I have some txt files that contain tables with a mix of different records on them which have diferent types of values and definitons for columns. I was thinking of importing it into a table and running a query to separate the different record types since a identifier to this is listed in the first column. Is there a way to change the value type of a column in a query? since it will be a pain to treat all of them as text. If you have any other suggestions on how to solve this please let me know as well.

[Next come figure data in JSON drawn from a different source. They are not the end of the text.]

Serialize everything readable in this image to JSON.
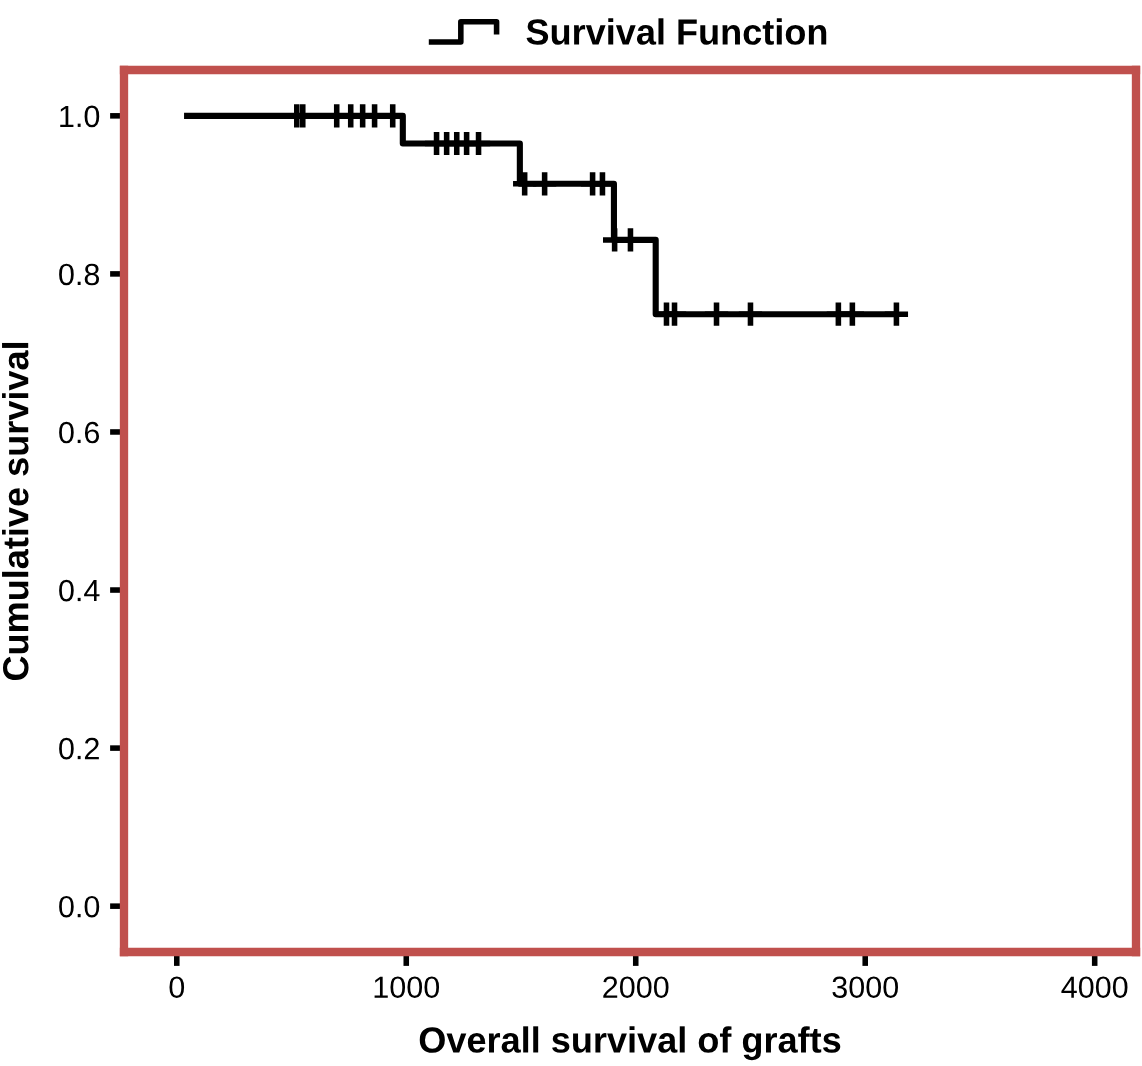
{
  "chart_data": {
    "type": "step",
    "xlabel": "Overall survival of grafts",
    "ylabel": "Cumulative survival",
    "xlim": [
      -230,
      4180
    ],
    "xticks": [
      0,
      1000,
      2000,
      3000,
      4000
    ],
    "ylim": [
      -0.058,
      1.058
    ],
    "yticks": [
      {
        "value": 0,
        "label": "0.0"
      },
      {
        "value": 0.2,
        "label": "0.2"
      },
      {
        "value": 0.4,
        "label": "0.4"
      },
      {
        "value": 0.6,
        "label": "0.6"
      },
      {
        "value": 0.8,
        "label": "0.8"
      },
      {
        "value": 1,
        "label": "1.0"
      }
    ],
    "grid": false,
    "legend": "top",
    "series": [
      {
        "name": "Survival Function",
        "type": "step",
        "color": "#000000",
        "x": [
          45,
          985,
          1495,
          1905,
          2087,
          3130
        ],
        "values": [
          1.0,
          0.965,
          0.914,
          0.843,
          0.749,
          0.749
        ]
      },
      {
        "type": "scatter",
        "marker": "cross",
        "color": "#000000",
        "x": [
          523,
          549,
          697,
          758,
          810,
          862,
          941,
          1132,
          1176,
          1220,
          1263,
          1315,
          1516,
          1603,
          1812,
          1855,
          1908,
          1977,
          2134,
          2169,
          2352,
          2500,
          2883,
          2944,
          3136
        ],
        "values": [
          1.0,
          1.0,
          1.0,
          1.0,
          1.0,
          1.0,
          1.0,
          0.965,
          0.965,
          0.965,
          0.965,
          0.965,
          0.914,
          0.914,
          0.914,
          0.914,
          0.843,
          0.843,
          0.749,
          0.749,
          0.749,
          0.749,
          0.749,
          0.749,
          0.749
        ]
      }
    ]
  }
}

Here is an example of tables for 2 record types provided by the website where I got the data from
create table dbo.PUBACC_A2
(
Record_Type char(2) null,
unique_system_identifier numeric(9,0) not null,
ULS_File_Number char(14) null,
EBF_Number varchar(30) null,
spectrum_manager_leasing char(1) null,
defacto_transfer_leasing char(1) null,
new_spectrum_leasing char(1) null,
spectrum_subleasing char(1) null,
xfer_control_lessee char(1) null,
revision_spectrum_lease char(1) null,
assignment_spectrum_lease char(1) null,
pfr_status char(1) null
)
go
create table dbo.PUBACC_AC
(
record_type char(2) null,
unique_system_identifier numeric(9,0) not null,
uls_file_number char(14) null,
ebf_number varchar(30) null,
call_sign char(10) null,
aircraft_count int null,
type_of_carrier char(1) null,
portable_indicator char(1) null,
fleet_indicator char(1) null,
n_number char(10) null
)
Yes, you can do what you want. In ms access you can use any VBA functions and with some
IIF(FirstColumn="value1", CDate(SecondColumn), NULL) as DateValue,
IIF(FirstColumn="value2", CDec(SecondColumn), NULL) as DecimalValue,
IIF(FirstColumn="value3", CStr(SecondColumn), NULL) as StringValue
You can use all/any of the above in your SELECT.
EDIT:
From your comments it seems that you want to split them into different tables - importing as text should not be a problem in that case.
a)
After you import and get it in the initial table, create the proper table manually setting you can INSERT into the proper table.
b)
You could even do a make table query, but it might be faster to create it manually. If you do a make table query you have to be sure that you have casted the data into proper type in your select.
EDIT2:
As you updated the question showing the structure it becomes obvious that my suggestion above will not help directly.
If this is one time process you can follow HLGEM's solution. Here are some more details.
1) Import into a table with two columns - RecordType char(2), Rest memo
2) Now you can split the data (make two queries that select based on RecordType) and re-export the data (to be able to use access' import wizard)
3) Now you have two text files with proper structure which can be easily imported
I did this in my last job. You start with a staging table that has one column or two coulmns if your identifier is always the same length.
Then using the record identifier, you move the data to another set of staging tables, one for each type of record you have. This will be in columns for the data and can have the correct data types. Then you do any data cleaning you need to do. Then you insert into the real production table.
If you have a column defined as text, because it has both alphas and numbers, you'll only be able to query it as if it were text. Once you've separated out the different "types" of data into their own tables, you should be able to change the schema definition. Please comment here if I'm misunderstanding what you're trying to do.